Deferred compensation is "nonqualified." These arrangements do not have to be pre-approved by the IRS nor are they generally subject to the qualification requirements applicable to qualified retirement plans. Unlike the participation and eligibility requirements for qualified plans, employers can discriminate in favor of selected employees. Also, when properly arranged, nonqualified deferred compensation arrangements are exempt from the regulatory requirements of ERISA Title I.
A deferred compensation arrangement may provide that an employee will receive a stipulated sum for a fixed period of time (or for life) beginning at the employee's retirement or some other specified trigger date. This is a "defined benefit" type of arrangement. The amounts deferred for the employee's benefit may also be specified in "defined contribution" terms. If an employee dies after payments have begun, the arrangement often directs that the remaining benefits be paid to a designated beneficiary or to the participant's estate.
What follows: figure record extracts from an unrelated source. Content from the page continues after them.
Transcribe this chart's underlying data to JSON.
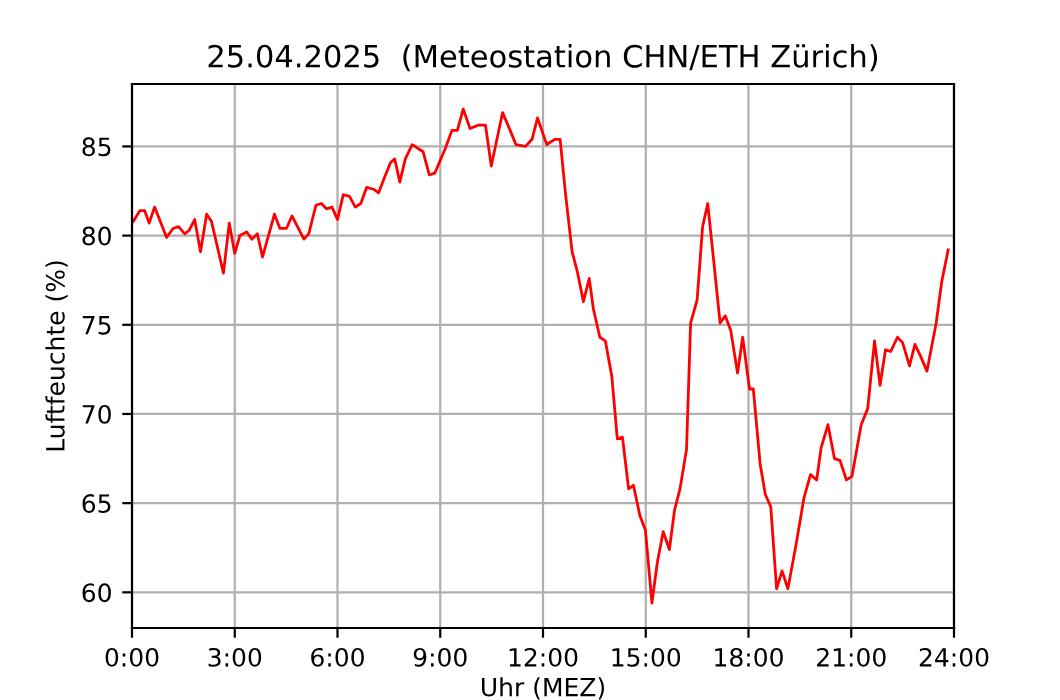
{
  "chart_data": {
    "type": "line",
    "title": "25.04.2025  (Meteostation CHN/ETH Zürich)",
    "xlabel": "Uhr (MEZ)",
    "ylabel": "Luftfeuchte (%)",
    "xlim": [
      0,
      24
    ],
    "ylim": [
      58.0,
      88.5
    ],
    "xticks": [
      {
        "value": 0,
        "label": "0:00"
      },
      {
        "value": 3,
        "label": "3:00"
      },
      {
        "value": 6,
        "label": "6:00"
      },
      {
        "value": 9,
        "label": "9:00"
      },
      {
        "value": 12,
        "label": "12:00"
      },
      {
        "value": 15,
        "label": "15:00"
      },
      {
        "value": 18,
        "label": "18:00"
      },
      {
        "value": 21,
        "label": "21:00"
      },
      {
        "value": 24,
        "label": "24:00"
      }
    ],
    "yticks": [
      60,
      65,
      70,
      75,
      80,
      85
    ],
    "grid": true,
    "x": [
      0.04,
      0.23,
      0.37,
      0.5,
      0.66,
      1.01,
      1.2,
      1.36,
      1.54,
      1.67,
      1.83,
      2.0,
      2.18,
      2.32,
      2.67,
      2.84,
      3.0,
      3.15,
      3.35,
      3.5,
      3.66,
      3.81,
      4.16,
      4.32,
      4.51,
      4.67,
      5.02,
      5.16,
      5.37,
      5.53,
      5.68,
      5.84,
      6.0,
      6.17,
      6.35,
      6.52,
      6.68,
      6.85,
      7.05,
      7.2,
      7.36,
      7.55,
      7.67,
      7.82,
      7.98,
      8.18,
      8.5,
      8.68,
      8.84,
      9.15,
      9.34,
      9.5,
      9.67,
      9.87,
      10.12,
      10.32,
      10.49,
      10.82,
      11.04,
      11.21,
      11.49,
      11.68,
      11.84,
      12.11,
      12.34,
      12.5,
      12.66,
      12.85,
      13.0,
      13.18,
      13.35,
      13.47,
      13.66,
      13.82,
      14.01,
      14.17,
      14.32,
      14.5,
      14.64,
      14.83,
      14.99,
      15.18,
      15.34,
      15.51,
      15.69,
      15.84,
      16.0,
      16.19,
      16.31,
      16.5,
      16.66,
      16.81,
      17.01,
      17.17,
      17.32,
      17.48,
      17.68,
      17.83,
      18.03,
      18.14,
      18.34,
      18.49,
      18.65,
      18.82,
      18.98,
      19.15,
      19.39,
      19.62,
      19.81,
      19.99,
      20.12,
      20.32,
      20.51,
      20.67,
      20.86,
      21.02,
      21.29,
      21.48,
      21.68,
      21.84,
      22.0,
      22.15,
      22.35,
      22.5,
      22.7,
      22.86,
      23.01,
      23.21,
      23.48,
      23.64,
      23.83
    ],
    "series": [
      {
        "color": "#ff0000",
        "values": [
          80.8,
          81.4,
          81.4,
          80.7,
          81.6,
          79.9,
          80.4,
          80.5,
          80.1,
          80.3,
          80.9,
          79.1,
          81.2,
          80.8,
          77.9,
          80.7,
          79.0,
          80.0,
          80.2,
          79.8,
          80.1,
          78.8,
          81.2,
          80.4,
          80.4,
          81.1,
          79.8,
          80.1,
          81.7,
          81.8,
          81.5,
          81.6,
          80.9,
          82.3,
          82.2,
          81.6,
          81.8,
          82.7,
          82.6,
          82.4,
          83.2,
          84.1,
          84.3,
          83.0,
          84.3,
          85.1,
          84.7,
          83.4,
          83.5,
          84.9,
          85.9,
          85.9,
          87.1,
          86.0,
          86.2,
          86.2,
          83.9,
          86.9,
          85.9,
          85.1,
          85.0,
          85.4,
          86.6,
          85.1,
          85.4,
          85.4,
          82.3,
          79.1,
          78.0,
          76.3,
          77.6,
          75.9,
          74.3,
          74.1,
          72.1,
          68.6,
          68.7,
          65.8,
          66.0,
          64.3,
          63.5,
          59.4,
          61.7,
          63.4,
          62.4,
          64.6,
          65.8,
          68.0,
          75.1,
          76.4,
          80.5,
          81.8,
          78.1,
          75.1,
          75.5,
          74.7,
          72.3,
          74.3,
          71.4,
          71.4,
          67.2,
          65.5,
          64.8,
          60.2,
          61.2,
          60.2,
          62.7,
          65.3,
          66.6,
          66.3,
          68.1,
          69.4,
          67.5,
          67.4,
          66.3,
          66.5,
          69.4,
          70.3,
          74.1,
          71.6,
          73.6,
          73.5,
          74.3,
          74.0,
          72.7,
          73.9,
          73.3,
          72.4,
          75.1,
          77.4,
          79.2
        ]
      }
    ]
  }
}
The arrangement may provide that the employee will receive future compensation as a result of a current salary reduction or in lieu of a bonus or salary increase. This is the traditional or "true deferral" deferred compensation arrangement. In more recent times, another alternative emerged: the salary continuation arrangement. Here, the employer commits to pay future compensation in addition to current earnings, which are not reduced by participation in the arrangement. The family name, "deferred compensation," is often used generically to describe a variety of arrangements.